Scikit-Learn: Predicting new points with DBSCAN

slaw picture slaw · Jan 7, 2015 · Viewed 17k times · Source

I am using DBSCAN to cluster some data using Scikit-Learn (Python 2.7):

from sklearn.cluster import DBSCAN
dbscan = DBSCAN(random_state=0)
dbscan.fit(X)

However, I found that there was no built-in function (aside from "fit_predict") that could assign the new data points, Y, to the clusters identified in the original data, X. The K-means method has a "predict" function but I want to be able to do the same with DBSCAN. Something like this:

dbscan.predict(X, Y)

So that the density can be inferred from X but the return values (cluster assignments/labels) are only for Y. From what I can tell, this capability is available in R so I assume that it is also somehow available in Python.
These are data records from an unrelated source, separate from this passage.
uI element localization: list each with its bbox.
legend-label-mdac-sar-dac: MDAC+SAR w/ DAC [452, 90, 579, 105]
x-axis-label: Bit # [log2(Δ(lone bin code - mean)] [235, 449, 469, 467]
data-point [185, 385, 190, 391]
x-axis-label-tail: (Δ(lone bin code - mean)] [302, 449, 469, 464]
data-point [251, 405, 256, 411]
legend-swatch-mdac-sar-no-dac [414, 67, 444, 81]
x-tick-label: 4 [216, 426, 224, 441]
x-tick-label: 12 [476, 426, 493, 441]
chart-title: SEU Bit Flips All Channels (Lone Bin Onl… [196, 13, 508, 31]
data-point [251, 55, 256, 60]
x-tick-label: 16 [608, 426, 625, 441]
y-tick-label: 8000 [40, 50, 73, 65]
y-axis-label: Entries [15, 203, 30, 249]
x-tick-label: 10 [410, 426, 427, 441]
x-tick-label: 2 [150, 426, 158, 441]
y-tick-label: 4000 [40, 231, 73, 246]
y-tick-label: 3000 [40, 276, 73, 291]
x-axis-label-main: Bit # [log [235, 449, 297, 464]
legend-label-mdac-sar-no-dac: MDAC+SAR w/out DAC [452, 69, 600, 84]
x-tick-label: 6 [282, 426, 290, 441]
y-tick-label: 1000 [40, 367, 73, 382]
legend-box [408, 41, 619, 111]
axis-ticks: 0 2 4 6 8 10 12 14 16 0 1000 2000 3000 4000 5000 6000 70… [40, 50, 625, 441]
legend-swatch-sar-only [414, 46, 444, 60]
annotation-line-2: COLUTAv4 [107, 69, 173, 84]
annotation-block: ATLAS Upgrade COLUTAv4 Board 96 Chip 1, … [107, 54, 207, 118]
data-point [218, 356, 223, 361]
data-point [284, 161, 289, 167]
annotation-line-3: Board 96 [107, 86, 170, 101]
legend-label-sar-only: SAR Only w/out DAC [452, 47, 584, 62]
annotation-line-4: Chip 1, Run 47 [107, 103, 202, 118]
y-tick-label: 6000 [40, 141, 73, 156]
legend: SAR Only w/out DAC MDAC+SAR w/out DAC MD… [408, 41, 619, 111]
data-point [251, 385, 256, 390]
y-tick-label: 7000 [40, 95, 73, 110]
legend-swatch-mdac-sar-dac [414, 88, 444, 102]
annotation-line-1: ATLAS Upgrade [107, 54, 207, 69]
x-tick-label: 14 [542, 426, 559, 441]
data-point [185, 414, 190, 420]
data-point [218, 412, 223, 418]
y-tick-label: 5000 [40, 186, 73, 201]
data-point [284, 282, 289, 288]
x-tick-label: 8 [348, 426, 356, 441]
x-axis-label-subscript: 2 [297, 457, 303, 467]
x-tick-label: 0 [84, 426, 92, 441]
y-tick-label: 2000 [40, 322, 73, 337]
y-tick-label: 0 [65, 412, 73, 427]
I just can't seem to find any documentation for this.

Also, I have tried searching for reasons as to why DBSCAN may not be used for labeling new data but I haven't found any justifications.

Answer

kidmose picture kidmose · Feb 17, 2016

While Anony-Mousse has some good points (Clustering is indeed not classifying) I think the ability of assigning new points has it's usefulness. *

Based on the original paper on DBSCAN and robertlaytons ideas on github.com/scikit-learn, I suggest running through core points and assigning to the cluster of the first core point that is within eps of you new point. Then it is guaranteed that your point will at least be a border point of the assigned cluster according to the definitions used for the clustering. (Be aware that your point might be deemed noise and not assigned to a cluster)

I've done a quick implementation:

import numpy as np
import scipy as sp

def dbscan_predict(dbscan_model, X_new, metric=sp.spatial.distance.cosine):
    # Result is noise by default
    y_new = np.ones(shape=len(X_new), dtype=int)*-1 

    # Iterate all input samples for a label
    for j, x_new in enumerate(X_new):
        # Find a core sample closer than EPS
        for i, x_core in enumerate(dbscan_model.components_): 
            if metric(x_new, x_core) < dbscan_model.eps:
                # Assign label of x_core to x_new
                y_new[j] = dbscan_model.labels_[dbscan_model.core_sample_indices_[i]]
                break

    return y_new

The labels obtained by clustering (dbscan_model = DBSCAN(...).fit(X) and the labels obtained from the same model on the same data (dbscan_predict(dbscan_model, X)) sometimes differ. I'm not quite certain if this is a bug somewhere or a result of randomness.

EDIT: I Think the above problem of differing prediction outcomes could stem from the possibility that a border point can be close to multiple clusters. Please update if you test this and find an answer. Ambiguity might be solved by shuffling core points every time or by picking the closest instead of the first core point.

*) Case at hand: I'd like to evaluate if the clusters obtained from a subset of my data makes sense for other subset or is simply a special case. If it generalises it supports the validity of the clusters and the earlier steps of pre-processing applied.